One of the things we learned is that it would be a really good idea to invest in power cables of custom length. Especially since we have the nice power-strips up there in BH. 4 footers will do in most cases, and have a minimum of cable to coil and stow. What we do have are longer cables and that leads to having black power cables crammed everywhere there is space, and that complicates chasing them when the time comes.

We have four racks over in Bond Hall in which to stuff things. Because of this, those are some of our densest racks.

The fibre channel bridged the distance just peachy. I don't know what the total distance is, but it is well under 10km so we could get both the fibre switch in BH and the fibre switch up here talking. Servers up here can see the MSA and talk to it at full speed. And do so without incurring any extra Brocade licensing costs to make it all work. That was nice to see.

Right now we're doing some tests on backup-to-disk to the MSA. The performance is... underwhelming. I'm not yet sure if the MSA is the bottleneck, or the speed of data coming from the backup sources. I do know that the MSA is all too easy to saturate for I/O, and it wouldn't surprise me in the least if B2D pegs the needle. Early indications are that the MSA is a welcome addition to our existing backup strategy, but it won't come close to replacing tape.
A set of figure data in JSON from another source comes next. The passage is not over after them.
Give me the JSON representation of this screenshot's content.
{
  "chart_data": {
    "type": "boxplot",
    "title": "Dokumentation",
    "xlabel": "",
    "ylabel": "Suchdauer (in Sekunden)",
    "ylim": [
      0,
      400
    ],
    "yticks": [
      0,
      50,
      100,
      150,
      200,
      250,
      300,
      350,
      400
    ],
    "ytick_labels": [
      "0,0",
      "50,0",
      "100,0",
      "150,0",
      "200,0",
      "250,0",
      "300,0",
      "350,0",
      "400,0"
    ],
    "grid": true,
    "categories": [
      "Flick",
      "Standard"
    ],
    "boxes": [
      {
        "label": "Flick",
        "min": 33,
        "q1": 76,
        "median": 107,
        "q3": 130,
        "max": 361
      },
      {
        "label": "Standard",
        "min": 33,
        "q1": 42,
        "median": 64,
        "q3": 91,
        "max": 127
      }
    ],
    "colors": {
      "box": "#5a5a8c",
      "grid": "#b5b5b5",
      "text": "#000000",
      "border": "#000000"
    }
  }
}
And finally, I'll be on vacaton all next week. So there won't be any updates until the week of the 21st.

NW65SP6 is in

I put it into WUF on Tuesday night. It went well enough, though not hitch free. The third server I did hung hard on a PORTAL.NLM error, so I ended up having to backrev that NLM to the SP5 version (and yes, I did use the post-SP6 PORTAL.NLM, it was the one that hung). I also managed to get all the fibre cards flashed to new BIOS to support an EVA maintenance we'll be doing during intersession.

I must say that the Novell Wiki on NW65SP6 is a fine and wonderful thing. This is a page that the Novell Support Forum sysops keep up to date with their distilled knowledge. Once upon a time the NetWare minimum patch list was useful for this, but that's fallen by the wayside in recent years. This wiki page includes abends that people have run into, the patches that fix known problems with SP6 (biiiig problems with NDPS, by the way), and suggestions learned through other people's hard experience. I recommend it.